Friday, January 16, 2009

Learning to Read in Puritan New England

Between the end of the 17th and the end of the 19th century, most New Englanders learned to read from The New England Primer. This book included an alphabet, short passages, and a catechism (John Cotton's Spiritual Milk for Babes).

You can find the illustrated alphabet on the wikipedia page. Note that there are only 24 letters (I/J and U/V are combined). You may recognize some of the couplets:

A:
In Adam's fall,
We sinned all.
B:
Thy life to mend,
This Book attend.
F:
The idle Fool
Is whipt at school.

In one section, pupils are given lists of words with the same syllable count. The monosyllablic words are fairly tame (God, child, grace, knit), as are the disyllabic words(boldly, father, husband), but things get a little strange in the 3+ categories. Here are the first four trisyllabic words from the 1727 version:
Abusing
Bewitching
Confounded
Drunkenness
Cheery, no?

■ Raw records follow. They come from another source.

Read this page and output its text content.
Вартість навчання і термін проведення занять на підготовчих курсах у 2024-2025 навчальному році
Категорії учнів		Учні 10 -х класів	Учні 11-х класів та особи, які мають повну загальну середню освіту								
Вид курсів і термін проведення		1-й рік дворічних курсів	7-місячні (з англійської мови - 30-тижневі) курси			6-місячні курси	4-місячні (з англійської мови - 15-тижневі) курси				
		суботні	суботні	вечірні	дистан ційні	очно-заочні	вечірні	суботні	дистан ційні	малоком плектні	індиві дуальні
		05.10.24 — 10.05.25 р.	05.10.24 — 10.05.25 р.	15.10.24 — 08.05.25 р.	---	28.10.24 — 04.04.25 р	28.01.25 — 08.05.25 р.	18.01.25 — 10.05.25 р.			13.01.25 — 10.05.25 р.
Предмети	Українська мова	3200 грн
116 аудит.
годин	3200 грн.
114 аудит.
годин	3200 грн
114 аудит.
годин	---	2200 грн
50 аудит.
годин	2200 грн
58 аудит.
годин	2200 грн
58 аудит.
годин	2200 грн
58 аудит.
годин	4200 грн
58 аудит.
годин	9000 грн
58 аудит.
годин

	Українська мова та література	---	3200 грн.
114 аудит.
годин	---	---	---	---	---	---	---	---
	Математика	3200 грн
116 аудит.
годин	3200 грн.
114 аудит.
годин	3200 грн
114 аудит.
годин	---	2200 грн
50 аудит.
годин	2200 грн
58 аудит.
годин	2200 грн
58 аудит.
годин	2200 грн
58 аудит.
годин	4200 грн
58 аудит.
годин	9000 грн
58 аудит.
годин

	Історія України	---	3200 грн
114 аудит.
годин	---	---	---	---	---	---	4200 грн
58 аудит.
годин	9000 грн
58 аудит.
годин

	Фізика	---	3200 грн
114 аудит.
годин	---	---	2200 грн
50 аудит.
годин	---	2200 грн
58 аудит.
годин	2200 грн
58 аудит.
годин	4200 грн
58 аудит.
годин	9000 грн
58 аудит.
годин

The polysyllabic lists aren't quite as dreary, though you will find "Discontented" in the four-syllable list and "Fornication" on the five-syllable list.
The primer also includes some short prayers, such as the well-known "Now I lay me down to sleep. . ." For obvious reasons, I found this one more interesting:
I In the Burying place may see
Graves shorter there than I;
From Death's arrest no age is free,
Young children too may die.
My God, may such an awful sight
Awakening be to me!
Oh! that by early Grace I might
For Death prepared be.

1 comment:

Lori Stokes said...

The last poem on children thinking of their potential early deaths seems pointlessly grim unless you think about how true it was! Few schoolchildren had not lost siblings to some disease or accident. If you believed in an afterlife of punishment or reward in a world of sudden death, there's no age too early to be mindful of your own death.